Entgegnung II – Welternährungstag

Seit 34 Jahren findet jährlich am 16. Oktober der Welternährungs- oder auch Welthungertag statt. Jedes Jahr entblöden sich Presse und Wohltäter nicht, ihre Empörung über mangelnde Gerechtigkeit zur Schau zu tragen.
Die EU fühlte sich sogar dazu berufen, ein »Europäisches Jahr gegen Lebensmittelverschwendung« für 2014 anzukündigen. Dafür sieht das EU Parlament unter anderem vor, durch bessere Ernährungserziehung die Verschwendung von Lebensmitteln, EU-weit immerhin 89 Millionen Tonnen pro Jahr, zu reduzieren. Des weiteren wird vorgeschlagen, die »Effizienz der Lebensmittel-Logistikkette vom Produzenten bis zum Endverbraucher zu erhöhen«, um ein weiteres Ansteigen der Lebensmittelverschwendung abzuwenden. (1) In gewohnt kritischer Manier steigen die verschiedenen Medienformate darauf ein und geben, nach tüchtiger Recherche, Tipps, wie jeder Einzelne seinen Beitrag leisten kann.
Die Palette an Möglichkeiten, deren Umsetzung dem mündigen Konsumenten nahe gelegt wird - immerhin spart man ja bares Geld - , reichen von einer besseren Planung der Einkäufe, über Vorschläge zur richtigen Einlagerung von Lebensmitteln bis hin zum mahnenden Aufruf von Brot für die Welt »Wenn wir weniger Fleisch essen würden, hätten Hungernde mehr zu essen.« (2) (3)

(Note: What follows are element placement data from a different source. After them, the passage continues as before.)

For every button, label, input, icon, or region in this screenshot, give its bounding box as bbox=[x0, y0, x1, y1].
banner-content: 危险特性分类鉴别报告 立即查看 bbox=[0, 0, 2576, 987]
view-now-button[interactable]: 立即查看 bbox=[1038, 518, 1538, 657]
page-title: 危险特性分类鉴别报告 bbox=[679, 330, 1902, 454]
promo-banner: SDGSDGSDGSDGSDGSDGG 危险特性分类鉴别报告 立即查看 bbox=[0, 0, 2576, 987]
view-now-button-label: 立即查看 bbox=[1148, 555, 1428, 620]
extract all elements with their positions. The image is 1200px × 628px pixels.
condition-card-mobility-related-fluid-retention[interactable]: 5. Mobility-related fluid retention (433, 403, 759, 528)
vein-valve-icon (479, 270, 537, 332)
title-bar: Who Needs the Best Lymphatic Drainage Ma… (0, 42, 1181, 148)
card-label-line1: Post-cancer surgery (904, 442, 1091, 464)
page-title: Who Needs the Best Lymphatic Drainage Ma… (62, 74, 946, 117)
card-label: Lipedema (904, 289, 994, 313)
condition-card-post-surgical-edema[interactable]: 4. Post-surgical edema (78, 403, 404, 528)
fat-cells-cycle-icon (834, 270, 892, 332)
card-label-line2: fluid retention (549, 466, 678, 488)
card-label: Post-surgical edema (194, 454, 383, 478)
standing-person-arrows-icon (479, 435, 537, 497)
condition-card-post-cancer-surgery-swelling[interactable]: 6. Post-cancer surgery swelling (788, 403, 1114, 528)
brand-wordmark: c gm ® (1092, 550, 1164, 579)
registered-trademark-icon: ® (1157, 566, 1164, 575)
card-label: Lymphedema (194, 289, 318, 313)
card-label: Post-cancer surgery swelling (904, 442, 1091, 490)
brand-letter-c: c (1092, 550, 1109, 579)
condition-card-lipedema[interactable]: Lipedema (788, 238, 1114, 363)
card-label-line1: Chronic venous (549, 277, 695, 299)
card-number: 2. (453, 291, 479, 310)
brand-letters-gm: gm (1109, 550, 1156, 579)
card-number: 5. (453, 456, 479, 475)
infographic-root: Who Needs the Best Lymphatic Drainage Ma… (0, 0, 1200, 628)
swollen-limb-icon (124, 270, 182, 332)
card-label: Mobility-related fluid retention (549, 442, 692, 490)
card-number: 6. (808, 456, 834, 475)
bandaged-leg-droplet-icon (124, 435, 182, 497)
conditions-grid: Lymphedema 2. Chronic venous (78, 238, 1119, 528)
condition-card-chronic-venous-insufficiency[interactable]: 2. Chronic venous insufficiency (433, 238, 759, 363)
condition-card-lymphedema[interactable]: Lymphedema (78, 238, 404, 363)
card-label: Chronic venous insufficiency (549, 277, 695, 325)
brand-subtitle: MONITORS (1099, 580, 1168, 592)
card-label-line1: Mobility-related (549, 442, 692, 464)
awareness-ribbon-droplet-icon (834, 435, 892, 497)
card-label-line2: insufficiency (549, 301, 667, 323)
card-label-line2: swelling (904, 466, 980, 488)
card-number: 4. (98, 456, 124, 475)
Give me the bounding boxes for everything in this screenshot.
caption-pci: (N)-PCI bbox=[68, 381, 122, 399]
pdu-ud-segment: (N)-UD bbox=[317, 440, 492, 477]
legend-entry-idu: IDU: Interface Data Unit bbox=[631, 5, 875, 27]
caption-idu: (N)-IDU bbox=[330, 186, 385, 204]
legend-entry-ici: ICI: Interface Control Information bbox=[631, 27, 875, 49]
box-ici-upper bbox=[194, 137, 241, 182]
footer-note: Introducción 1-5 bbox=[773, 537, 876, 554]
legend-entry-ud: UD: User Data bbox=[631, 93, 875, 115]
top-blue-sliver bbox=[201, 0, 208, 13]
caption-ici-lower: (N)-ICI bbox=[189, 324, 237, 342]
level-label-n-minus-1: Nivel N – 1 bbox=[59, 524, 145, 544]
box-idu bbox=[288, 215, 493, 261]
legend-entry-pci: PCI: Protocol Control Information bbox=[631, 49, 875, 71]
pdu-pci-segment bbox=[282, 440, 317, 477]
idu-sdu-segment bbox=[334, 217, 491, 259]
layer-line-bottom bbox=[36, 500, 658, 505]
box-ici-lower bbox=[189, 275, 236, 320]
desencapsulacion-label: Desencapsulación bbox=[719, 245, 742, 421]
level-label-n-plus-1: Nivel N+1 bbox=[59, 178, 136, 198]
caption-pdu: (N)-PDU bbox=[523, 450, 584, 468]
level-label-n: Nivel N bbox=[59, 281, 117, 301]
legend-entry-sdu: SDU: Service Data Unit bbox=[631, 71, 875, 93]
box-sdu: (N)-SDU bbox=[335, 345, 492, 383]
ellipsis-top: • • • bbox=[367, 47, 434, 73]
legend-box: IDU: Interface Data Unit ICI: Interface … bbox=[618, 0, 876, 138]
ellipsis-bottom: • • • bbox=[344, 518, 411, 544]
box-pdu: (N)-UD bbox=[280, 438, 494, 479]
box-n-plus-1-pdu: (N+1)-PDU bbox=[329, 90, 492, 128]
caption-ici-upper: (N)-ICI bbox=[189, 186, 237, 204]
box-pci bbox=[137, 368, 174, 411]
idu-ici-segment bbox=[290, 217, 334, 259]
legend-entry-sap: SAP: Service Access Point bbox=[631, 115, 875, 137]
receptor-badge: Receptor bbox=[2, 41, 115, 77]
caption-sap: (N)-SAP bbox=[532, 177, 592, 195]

Was all diesen Ratschlägen gemein ist, ist dass sie den Konsumenten an der Moral packen und sein Gewissen aktivieren: »Auch du trägst deinen Teil dazu bei, dass Menschen Hunger leiden/ das Klima vor die Hunde geht/ die Umwelt zerstört wird / etc. pp.« Die Frage nach dem Klima, der Umwelt und der Ernährung der Menschheit ist ab jetzt also eine Frage moralischer Integrität westlicher Bürger. »So viel Ehre für die trostlose Figur des Konsumenten! Nur weil er essen muss, sich dafür sein Einkommen einteilen und – je geringer dieses ausfällt, desto mehr – bei den Sonderangeboten der Supermärkte zugreifen muss und dafür nicht zu knapp Pestizide und Antibiotika einkauft, wird er, ganz so, als hätte er sich genau das alles selber ausgesucht, vom Schwanz der kapitalistischen Geschäftsbewegung, vom Anhängsel und Objekt kapitalistischer Vermarktungsstrategien zum sittlich fragwürdigen Subjekt befördert, das mit seiner verschwenderischen „Mentalität“ den Planeten in die Scheiße reitet.« (4)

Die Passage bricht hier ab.